First Russian Rocket Launch from South America Delayed by Fueling Problem

Soyuz Launch Site
The Soyuz launch site at Europe's spaceport near Kourou, in French Guiana. (Image credit: ESA/S. Corvaja)

The launch debut of a Russian rocket from a European-run spaceport in South America was delayed Thursday (Oct. 20) by a fueling glitch, launch officials said.

The Soyuz rocket was expected to launch two new satellites for Europe's Galileo navigation system at 6:34 a.m. EDT (1034 GMT) from the Guiana Space Center in Kourou, French Guiana. The spaceport is the home port for the Europe's unmanned workhorse Ariane 5 rockets launched by the spaceflight firm Arianespace.

"Following an anomaly detected during fueling of the Soyuz launcher's third stage, the final countdown has been interrupted," Arianespace officials said in a status update. "The Soyuz and its two Galileo satellites, along with the launch facility have been placed in a safe mode." [50 Great Russian Rocket Launch Photos]

A new launch date is expected to be set sometime later today, Arianespace officials said.

The completed Soyuz rocket is shown in its launch-ready configuration at Europe's spaceport in French Guiana following the rollback of its mobile service gantry. On Oct. 20, 2011, the Soyuz will launch the first two satellites in Europe's Galileo navigation constellation. (Image credit: Arianespace)

Spaceport officials constructed a new launch pad to accommodate Russian Soyuz rockets to allow the boosters to take advantage of the near-equatorial position of the Guiana Space Center and get a major boost from Earth's increased rotational speed. That advantage allows the Soyuz rocket to launch larger payloads into orbit than it could from the higher latitude spaceports Russia typically uses for Soyuz flights.
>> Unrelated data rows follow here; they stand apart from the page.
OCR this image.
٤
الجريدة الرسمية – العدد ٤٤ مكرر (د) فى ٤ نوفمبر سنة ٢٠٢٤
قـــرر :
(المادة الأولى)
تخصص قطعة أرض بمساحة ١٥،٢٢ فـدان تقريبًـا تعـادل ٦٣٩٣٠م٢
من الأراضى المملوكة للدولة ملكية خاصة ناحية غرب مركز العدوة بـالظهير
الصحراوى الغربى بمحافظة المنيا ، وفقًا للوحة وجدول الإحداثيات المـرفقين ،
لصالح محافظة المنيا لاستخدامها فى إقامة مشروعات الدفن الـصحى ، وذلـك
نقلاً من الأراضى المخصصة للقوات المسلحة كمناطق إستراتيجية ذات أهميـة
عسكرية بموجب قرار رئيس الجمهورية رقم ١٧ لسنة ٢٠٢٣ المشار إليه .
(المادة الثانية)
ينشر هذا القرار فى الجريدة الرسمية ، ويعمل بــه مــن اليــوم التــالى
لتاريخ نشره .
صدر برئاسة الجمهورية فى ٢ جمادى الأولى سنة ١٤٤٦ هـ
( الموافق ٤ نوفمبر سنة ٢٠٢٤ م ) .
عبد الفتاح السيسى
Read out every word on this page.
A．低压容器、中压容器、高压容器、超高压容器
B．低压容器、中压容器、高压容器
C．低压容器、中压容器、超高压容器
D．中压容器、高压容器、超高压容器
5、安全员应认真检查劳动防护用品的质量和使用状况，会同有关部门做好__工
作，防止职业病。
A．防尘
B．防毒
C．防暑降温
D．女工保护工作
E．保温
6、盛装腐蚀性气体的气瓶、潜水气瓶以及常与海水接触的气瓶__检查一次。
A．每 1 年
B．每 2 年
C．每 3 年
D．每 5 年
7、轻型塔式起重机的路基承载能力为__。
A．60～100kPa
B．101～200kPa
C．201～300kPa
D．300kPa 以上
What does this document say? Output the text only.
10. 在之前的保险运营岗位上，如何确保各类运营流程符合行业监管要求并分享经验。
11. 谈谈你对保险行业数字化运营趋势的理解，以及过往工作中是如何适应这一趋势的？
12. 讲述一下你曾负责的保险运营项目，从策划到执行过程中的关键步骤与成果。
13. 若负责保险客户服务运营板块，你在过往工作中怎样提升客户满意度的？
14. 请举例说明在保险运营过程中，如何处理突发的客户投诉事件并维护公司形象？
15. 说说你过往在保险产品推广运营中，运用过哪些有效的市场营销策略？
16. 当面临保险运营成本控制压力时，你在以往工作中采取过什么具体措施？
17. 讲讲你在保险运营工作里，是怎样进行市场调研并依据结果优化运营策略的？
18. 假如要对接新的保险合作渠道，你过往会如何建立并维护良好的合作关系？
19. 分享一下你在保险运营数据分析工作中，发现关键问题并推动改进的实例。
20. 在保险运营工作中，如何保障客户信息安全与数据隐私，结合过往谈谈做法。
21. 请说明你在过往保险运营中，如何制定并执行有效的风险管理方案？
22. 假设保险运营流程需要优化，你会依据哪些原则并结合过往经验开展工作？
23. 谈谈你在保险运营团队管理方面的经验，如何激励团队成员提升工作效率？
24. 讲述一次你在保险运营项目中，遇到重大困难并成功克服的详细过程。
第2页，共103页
The twin Galileo navigation satellites each weigh about 1,540 pounds (700 kilograms) and will form the core of a planned constellation of European satellites to provide navigation services similar to the U.S. global positioning satellite (GPS) system. The Soyuz rocket is expected to launch the satellites into circular orbits 14,430 miles (23,222 kilometers) above Earth's surface.

Europe's $7.2 billion Galileo satellite system is ultimately expected to feature a constellation of 30 satellites that provide navigation information with an accuracy of about 3 feet (1 meter), European Union officials have said.